The curation should resonate well with Mumbai audiences, which the gallery is reaching out to for the first time. But, it’s hardly virgin territory for Aicon Gallery, which routinely participates in art fairs, including the India Art Fair in New Delhi. “But art fairs are a completely different format. While we curate the booth, art fairs, by nature, tend to draw tourists and can be chaotic,” says Shea. The purpose and pleasure of bringing a show to foreign shores in a gallery is to offer a contemplative space for visitors, free from the excesses of art fairs, he adds.
Chatterjee is of a similar line of thought, when he speaks about the “cookie cutter format” of art fairs, which ensures a uniformity in terms of the lighting and floor space.
With their second gallery swap, Chatterjee and Lal are positing this format as an alternative to the art fair model.

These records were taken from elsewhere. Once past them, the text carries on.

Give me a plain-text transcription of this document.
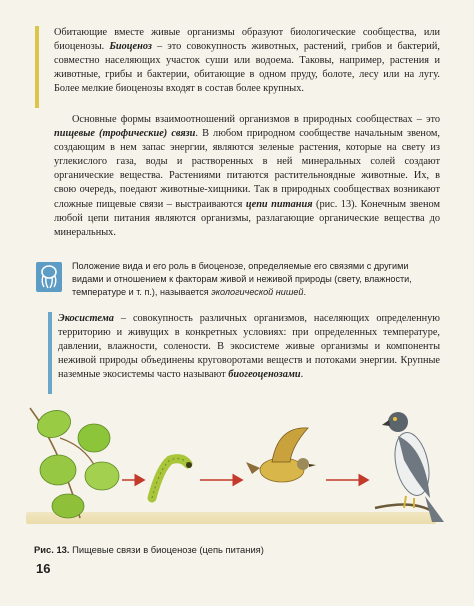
Обитающие вместе живые организмы образуют биологические сообщества, или биоценозы. Биоценоз – это совокупность животных, растений, грибов и бактерий, совместно населяющих участок суши или водоема. Таковы, например, растения и животные, грибы и бактерии, обитающие в одном пруду, болоте, лесу или на лугу. Более мелкие биоценозы входят в состав более крупных.

Основные формы взаимоотношений организмов в природных сообществах – это пищевые (трофические) связи. В любом природном сообществе начальным звеном, создающим в нем запас энергии, являются зеленые растения, которые на свету из углекислого газа, воды и растворенных в ней минеральных солей создают органические вещества. Растениями питаются растительноядные животные. Их, в свою очередь, поедают животные-хищники. Так в природных сообществах возникают сложные пищевые связи – выстраиваются цепи питания (рис. 13). Конечным звеном любой цепи питания являются организмы, разлагающие органические вещества до минеральных.

Положение вида и его роль в биоценозе, определяемые его связями с другими видами и отношением к факторам живой и неживой природы (свету, влажности, температуре и т. п.), называется экологической нишей.

Экосистема – совокупность различных организмов, населяющих определенную территорию и живущих в конкретных условиях: при определенных температуре, давлении, влажности, солености. В экосистеме живые организмы и компоненты неживой природы объединены круговоротами веществ и потоками энергии. Крупные наземные экосистемы часто называют биогеоценозами.

Рис. 13. Пищевые связи в биоценозе (цепь питания)
16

It is more enriching than merely renting a gallery in a new city. Harry Hutchison, the director of Aicon Gallery — who has earlier worked with an auction house in Mumbai — says, “No money is exchanged between galleries. This is not a pop-up show but a full-fledged exhibition. We hope to reach out to a whole city’s worth of art lovers.”
Developing a base
Planning the swap, both galleries have been in talks for almost a year. Each gallery will now offer its resources well beyond the space — their connections, press contacts and collector networks are mutually shared. “At the meta-level, we are letting the city know about Aicon Gallery; at a more focussed level, we are letting our collectors know about the show,” says Chatterjee.
With collector bases nurtured over the years, could there be a potential conflict of interest in a gallery swap? Chatterjee is sceptical of such a situation arising. “The reality is that Indian contemporary art is at a nascent stage and there aren’t hundreds of collectors, but just about 60 or so. Perhaps at a different time or place there could be: but not in the Mumbai of 2016. Thus, there are several commonalities across what collectors are interested in,” he says.

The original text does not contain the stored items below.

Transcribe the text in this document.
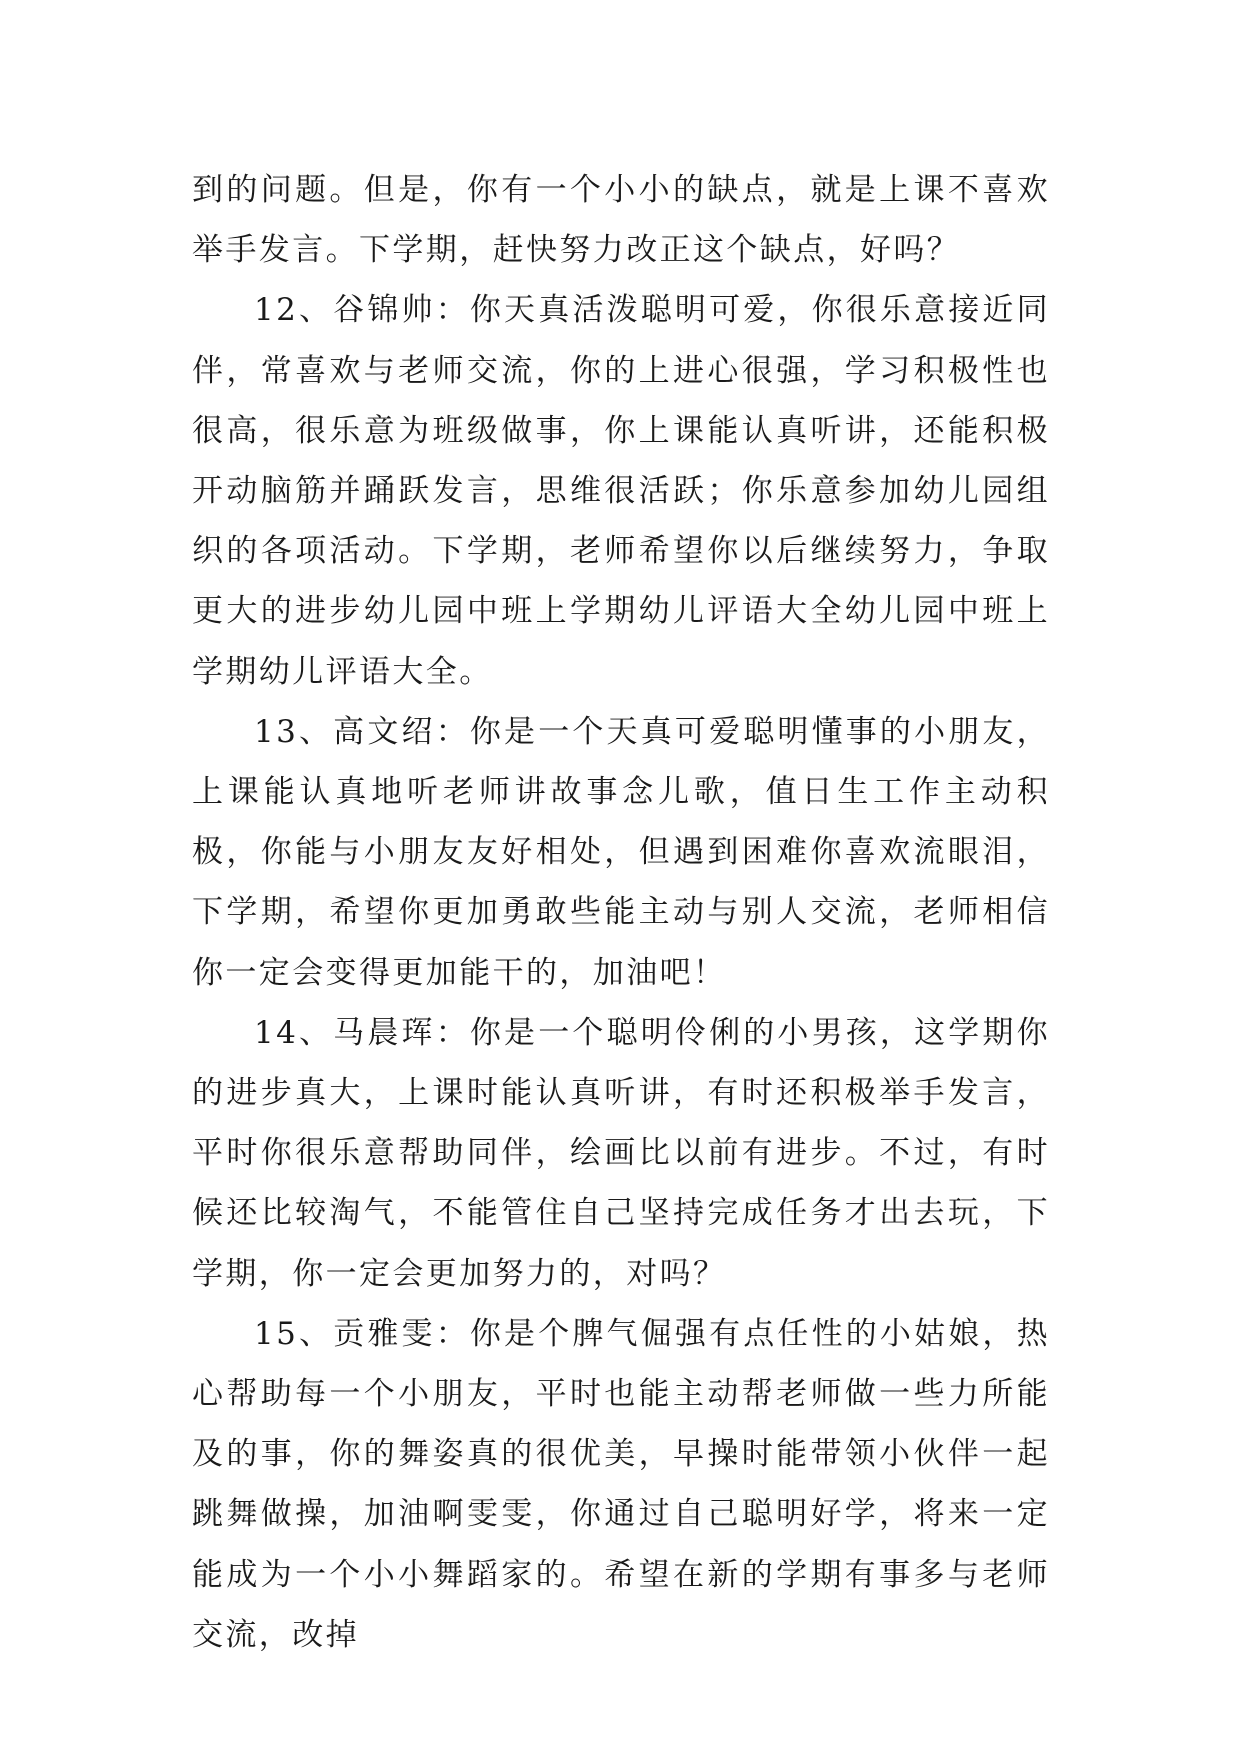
到的问题。但是，你有一个小小的缺点，就是上课不喜欢举手发言。下学期，赶快努力改正这个缺点，好吗？

12、谷锦帅：你天真活泼聪明可爱，你很乐意接近同伴，常喜欢与老师交流，你的上进心很强，学习积极性也很高，很乐意为班级做事，你上课能认真听讲，还能积极开动脑筋并踊跃发言，思维很活跃；你乐意参加幼儿园组织的各项活动。下学期，老师希望你以后继续努力，争取更大的进步幼儿园中班上学期幼儿评语大全幼儿园中班上学期幼儿评语大全。

13、高文绍：你是一个天真可爱聪明懂事的小朋友，上课能认真地听老师讲故事念儿歌，值日生工作主动积极，你能与小朋友友好相处，但遇到困难你喜欢流眼泪，下学期，希望你更加勇敢些能主动与别人交流，老师相信你一定会变得更加能干的，加油吧！

14、马晨珲：你是一个聪明伶俐的小男孩，这学期你的进步真大，上课时能认真听讲，有时还积极举手发言，平时你很乐意帮助同伴，绘画比以前有进步。不过，有时候还比较淘气，不能管住自己坚持完成任务才出去玩，下学期，你一定会更加努力的，对吗？

15、贡雅雯：你是个脾气倔强有点任性的小姑娘，热心帮助每一个小朋友，平时也能主动帮老师做一些力所能及的事，你的舞姿真的很优美，早操时能带领小伙伴一起跳舞做操，加油啊雯雯，你通过自己聪明好学，将来一定能成为一个小小舞蹈家的。希望在新的学期有事多与老师交流，改掉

While the prospect of teleporting shows into new territory is exciting, it does not come without challenges. Shea’s careful curation ensures that the works come with ease of installation. Even Agha’s three feet by three feet cube can be set up with limited resources. “We are aware that we don’t have the luxury of spending a week on setting up the exhibition,” says Shea.

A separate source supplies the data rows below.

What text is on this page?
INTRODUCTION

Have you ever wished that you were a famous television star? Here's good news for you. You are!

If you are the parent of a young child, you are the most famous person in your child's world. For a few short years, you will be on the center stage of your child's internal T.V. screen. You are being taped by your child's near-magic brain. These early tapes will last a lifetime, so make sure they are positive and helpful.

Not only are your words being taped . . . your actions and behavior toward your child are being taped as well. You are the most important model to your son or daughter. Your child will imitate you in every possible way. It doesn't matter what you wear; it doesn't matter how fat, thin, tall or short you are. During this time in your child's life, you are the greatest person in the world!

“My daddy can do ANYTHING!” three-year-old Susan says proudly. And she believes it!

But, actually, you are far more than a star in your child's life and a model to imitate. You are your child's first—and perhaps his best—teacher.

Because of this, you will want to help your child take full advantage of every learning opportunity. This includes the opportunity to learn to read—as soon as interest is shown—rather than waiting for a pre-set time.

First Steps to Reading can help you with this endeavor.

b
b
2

When Chatterjee and Lal venture to Aicon Gallery next year, the have the task of bridging the gap. Chatterjee says, “Mainland Europe has more exposure to South Asian art than New York, which has historically been a tough audience. So, we have to consider that what’s working in Mumbai need not in New York.”
At Delicate Bond of Steel, Mumbai will get to see Abir Karmakar’s visual comments on spying, Promotesh Das Pulak’s strange ammunition and Agha’s lattice cube, among others. Agha’s pieces are usually displayed solely so that their intricate lattice-work casts unhindered shadows. In this show, the cube is going to hang in close proximity with other works. “The beauty of showing a work like that in a gallery space, as opposed to a museum, is that it is inevitable to experience unforeseen visual resonances between works as an outcome of light spill and sound spill. Artists often enjoy this and tend to roll with it,”says Chatterjee.